My heart breaks when I see parents, especially in the materially advanced countries, sending their daughters among the herds without the least prescience of the consequences. As a young man, I was accepted into the modeling industry and my pictures appeared prominently in newspapers and on posters all over the country for a while. I was quickly making it well into this industry. Once, a father and his daughter came to the agency that had hired me so that the young lady could audition for a modeling career. The father earnestly sought an opportunity for his daughter to enter this glittering profession, and was even ready to allow his daughter to appear skimpily in some bikini ad. As he talked to the agent, his innocent daughter stood coyly near him, like a heifer waiting obediently to be sent by her master in any direction. So what’s the big deal if the young woman takes some risks in entering this industry, the father might have reasoned…there’s money, there’s fame, there’s the fantastic celebrity lifestyle, there’s the whole world to gain if his daughter could get a good opening into the glamor world – even if such opportunity might come at the cost of losing a trifle bit of her soul, and perhaps a little bit of her skin, among the crowd.

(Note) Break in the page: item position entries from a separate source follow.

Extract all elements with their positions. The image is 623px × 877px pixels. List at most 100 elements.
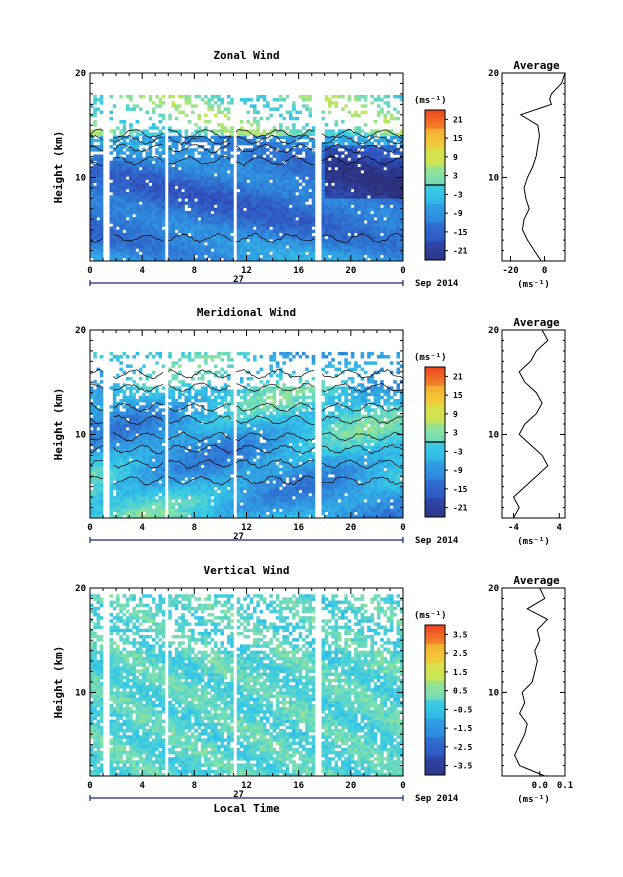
heatmap-cell [123, 399, 127, 402]
heatmap-cell [139, 471, 143, 474]
heatmap-cell [328, 248, 332, 251]
heatmap-cell [282, 255, 286, 258]
heatmap-cell [338, 252, 342, 255]
heatmap-cell [172, 399, 176, 402]
heatmap-cell [119, 242, 123, 245]
heatmap-cell [367, 211, 371, 214]
heatmap-cell [145, 227, 149, 230]
heatmap-cell [338, 129, 342, 132]
heatmap-cell [97, 220, 101, 223]
heatmap-cell [185, 139, 189, 142]
heatmap-cell [393, 180, 397, 183]
heatmap-cell [295, 227, 299, 230]
heatmap-cell [172, 186, 176, 189]
heatmap-cell [100, 468, 104, 471]
heatmap-cell [116, 505, 120, 508]
heatmap-cell [374, 255, 378, 258]
heatmap-cell [97, 455, 101, 458]
heatmap-cell [100, 223, 104, 226]
heatmap-cell [126, 186, 130, 189]
heatmap-cell [149, 192, 153, 195]
heatmap-cell [348, 189, 352, 192]
heatmap-cell [266, 198, 270, 201]
heatmap-cell [145, 437, 149, 440]
heatmap-cell [145, 223, 149, 226]
heatmap-cell [266, 223, 270, 226]
heatmap-cell [97, 465, 101, 468]
heatmap-cell [100, 173, 104, 176]
heatmap-cell [390, 180, 394, 183]
heatmap-cell [325, 227, 329, 230]
heatmap-cell [387, 198, 391, 201]
heatmap-cell [198, 114, 202, 117]
heatmap-cell [93, 427, 97, 430]
heatmap-cell [139, 211, 143, 214]
heatmap-cell [149, 427, 153, 430]
heatmap-cell [168, 192, 172, 195]
heatmap-cell [191, 242, 195, 245]
heatmap-cell [139, 195, 143, 198]
heatmap-cell [224, 126, 228, 129]
heatmap-cell [110, 480, 114, 483]
heatmap-cell [116, 393, 120, 396]
heatmap-cell [194, 139, 198, 142]
heatmap-cell [321, 245, 325, 248]
heatmap-cell [132, 393, 136, 396]
heatmap-cell [123, 458, 127, 461]
heatmap-cell [367, 189, 371, 192]
heatmap-cell [145, 217, 149, 220]
heatmap-cell [185, 242, 189, 245]
heatmap-cell [344, 211, 348, 214]
heatmap-cell [126, 95, 130, 98]
heatmap-cell [263, 186, 267, 189]
heatmap-cell [266, 195, 270, 198]
heatmap-cell [139, 455, 143, 458]
heatmap-cell [207, 252, 211, 255]
heatmap-cell [142, 220, 146, 223]
heatmap-cell [393, 170, 397, 173]
heatmap-cell [123, 173, 127, 176]
heatmap-cell [282, 211, 286, 214]
heatmap-cell [325, 123, 329, 126]
heatmap-cell [132, 167, 136, 170]
heatmap-cell [282, 220, 286, 223]
heatmap-cell [123, 496, 127, 499]
heatmap-cell [93, 252, 97, 255]
heatmap-cell [123, 430, 127, 433]
heatmap-cell [312, 151, 316, 154]
heatmap-cell [335, 95, 339, 98]
heatmap-cell [256, 255, 260, 258]
heatmap-cell [341, 236, 345, 239]
colorbar-tick-label: -21 [453, 247, 468, 256]
heatmap-cell [162, 173, 166, 176]
heatmap-cell [126, 164, 130, 167]
heatmap-cell [312, 180, 316, 183]
heatmap-cell [168, 164, 172, 167]
heatmap-cell [113, 455, 117, 458]
heatmap-cell [172, 208, 176, 211]
heatmap-cell [97, 192, 101, 195]
heatmap-cell [119, 487, 123, 490]
heatmap-cell [188, 245, 192, 248]
heatmap-cell [230, 170, 234, 173]
heatmap-cell [321, 208, 325, 211]
heatmap-cell [370, 180, 374, 183]
heatmap-cell [126, 107, 130, 110]
heatmap-cell [97, 167, 101, 170]
heatmap-cell [308, 214, 312, 217]
heatmap-cell [377, 217, 381, 220]
heatmap-cell [116, 208, 120, 211]
heatmap-cell [181, 227, 185, 230]
heatmap-cell [289, 248, 293, 251]
heatmap-cell [351, 230, 355, 233]
heatmap-cell [110, 405, 114, 408]
heatmap-cell [361, 161, 365, 164]
heatmap-cell [168, 355, 172, 358]
heatmap-cell [181, 252, 185, 255]
heatmap-cell [341, 223, 345, 226]
heatmap-cell [282, 242, 286, 245]
heatmap-cell [220, 198, 224, 201]
heatmap-cell [113, 255, 117, 258]
heatmap-cell [214, 208, 218, 211]
heatmap-cell [335, 252, 339, 255]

I don’t know what happened after that, but I guess with a father like that, she might have been an easy prey to pounce on, unless she was an exceptional woman with a her own strong sense of morality. (By the way, if this is not a movie actor writing this, but a servant of God, then it is because my young prudent wife, on seeing me alongside a curvaceous model in the newspaper, stamped her foot down and put an immediate end to any lingering doubts I had about this profession. Since then, I never went for a single modeling session, although the agency people came running home to plead with me to reconsider, and if I did, they assured they would ease the way for me to act in movies. Thanks, but no thanks, praise God!)

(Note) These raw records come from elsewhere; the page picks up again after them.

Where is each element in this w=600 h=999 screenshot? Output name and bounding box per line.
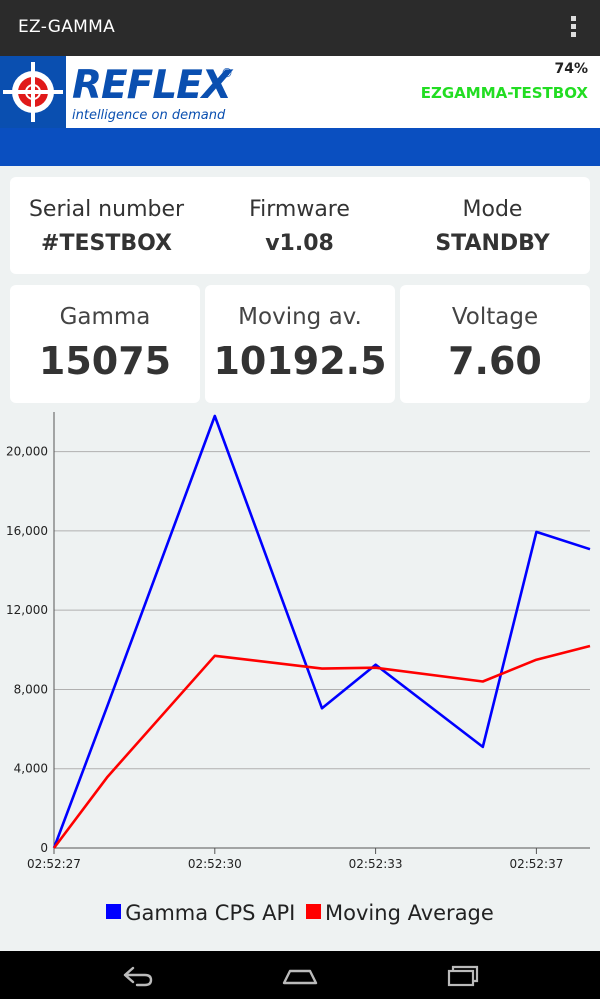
legend-item-moving-average: Moving Average — [306, 901, 494, 925]
chart-svg: 0 4,000 8,000 12,000 16,000 20,000 02:52:27 02:… — [6, 412, 591, 871]
firmware-label: Firmware — [249, 197, 350, 222]
title-bar: EZ-GAMMA — [0, 0, 600, 56]
registered-mark: ® — [221, 66, 233, 80]
gamma-label: Gamma — [59, 304, 151, 330]
gamma-card: Gamma 15075 — [10, 285, 200, 403]
brand-header: REFLEX ® intelligence on demand 74% EZGA… — [0, 56, 600, 128]
blue-band — [0, 128, 600, 166]
system-nav-bar — [0, 951, 600, 999]
logo-wordmark: REFLEX — [72, 63, 232, 108]
gamma-value: 15075 — [38, 339, 172, 383]
back-icon[interactable] — [117, 959, 157, 991]
battery-level: 74% — [554, 61, 588, 77]
main-content: Serial number #TESTBOX Firmware v1.08 Mo… — [0, 166, 600, 951]
recent-apps-icon[interactable] — [443, 959, 483, 991]
gamma-cps-line — [52, 414, 591, 849]
gamma-chart: 0 4,000 8,000 12,000 16,000 20,000 02:52:27 02:… — [0, 404, 600, 904]
y-tick-label: 16,000 — [6, 524, 48, 538]
firmware-value: v1.08 — [265, 231, 334, 256]
moving-average-line — [52, 644, 591, 849]
reflex-logo-icon — [0, 56, 66, 128]
home-icon[interactable] — [280, 959, 320, 991]
serial-label: Serial number — [28, 197, 185, 222]
overflow-menu-icon[interactable] — [568, 16, 578, 40]
x-tick-label: 02:52:33 — [349, 857, 403, 871]
moving-average-value: 10192.5 — [213, 339, 387, 383]
device-info-card: Serial number #TESTBOX Firmware v1.08 Mo… — [10, 177, 590, 274]
voltage-label: Voltage — [451, 304, 539, 330]
y-tick-label: 8,000 — [14, 682, 48, 696]
legend-swatch-gamma — [106, 904, 122, 919]
mode-label: Mode — [462, 197, 523, 222]
voltage-value: 7.60 — [448, 339, 542, 383]
y-tick-label: 12,000 — [6, 603, 48, 617]
legend-label-gamma: Gamma CPS API — [125, 901, 296, 925]
app-title: EZ-GAMMA — [18, 17, 116, 37]
x-tick-label: 02:52:27 — [27, 857, 81, 871]
legend-item-gamma: Gamma CPS API — [106, 901, 295, 925]
y-tick-label: 4,000 — [14, 762, 48, 776]
serial-value: #TESTBOX — [41, 231, 172, 256]
mode-value: STANDBY — [435, 231, 550, 256]
device-name: EZGAMMA-TESTBOX — [420, 84, 588, 102]
moving-average-card: Moving av. 10192.5 — [205, 285, 395, 403]
legend-label-moving-average: Moving Average — [325, 901, 494, 925]
legend-swatch-moving-average — [306, 904, 322, 919]
logo-tagline: intelligence on demand — [72, 108, 226, 123]
moving-average-label: Moving av. — [238, 304, 362, 330]
x-tick-label: 02:52:30 — [188, 857, 242, 871]
voltage-card: Voltage 7.60 — [400, 285, 590, 403]
chart-legend: Gamma CPS API Moving Average — [0, 901, 600, 925]
x-tick-label: 02:52:37 — [509, 857, 563, 871]
y-tick-label: 0 — [40, 841, 48, 855]
y-tick-label: 20,000 — [6, 445, 48, 459]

That the glamor industry, especially filmworld, is not a good place for decent young ladies to seek a career is a fact acknowledged by even the more conscientious of parents in that industry. Dharmendra, one of India’s most successful actors ever, has gone on record saying he does not believe that the film industry is a place suitable for girls. He was unperturbed by his sons joining the industry, but was vocal about his displeasure when one of his daughters chose to follow her dad’s footsteps.1 Strangely, there’s no record of him ever being vocal about other’s daughters embracing him in the over 247 films he had acted in his career.
If you are, or will one day be, the parent of a blossoming lady or a burgeoning young man, or if you are a young lady or a young man yourself, remember that there are many professions in this age which your heavenly Father would not want you, or your child, to risk entering. Some are safe to a certain extent. Acting in films with themes that promote sound family values, in which actors do not have to lock mouths or be entwined around each other, or appear as a fully dressed model in some good advertisements, are ok. But there’s always an inherent danger even within the safe limits of these professions. The young person in any such profession is constantly exposed to tempting vibes coming from avenues of golden opportunities alluring them to the glamorous celebrity world, where there are too many avenues for one to sin and too much pressure on one to lay bare the skin.

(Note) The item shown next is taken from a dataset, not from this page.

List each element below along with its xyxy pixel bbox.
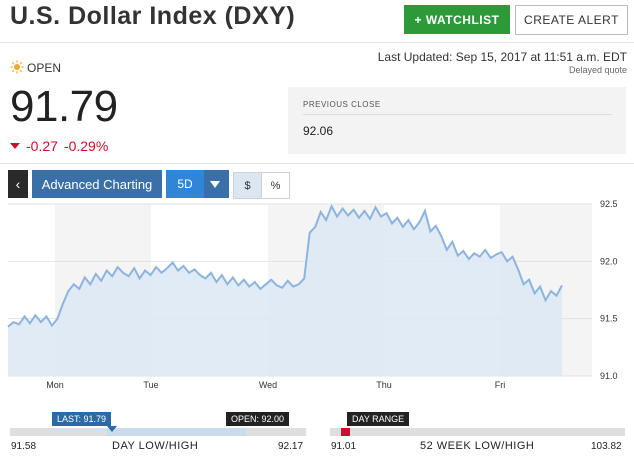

Listen to prudent counsel, young man or young woman of God – it’s a wise and safe decision for you to steer away from all those professions where there is prevalent risk of compromising your morality and shipwrecking your future happiness. In return for your faithfulness, God will ensure you have a joyous and exciting life, both as a single now and later as a spouse, more than you could ever have as a successful professional in a morally risky industry. A marriage and family life blessed by God is something that even the most sought after and slobbered over celebrity can only dream of but can never attain.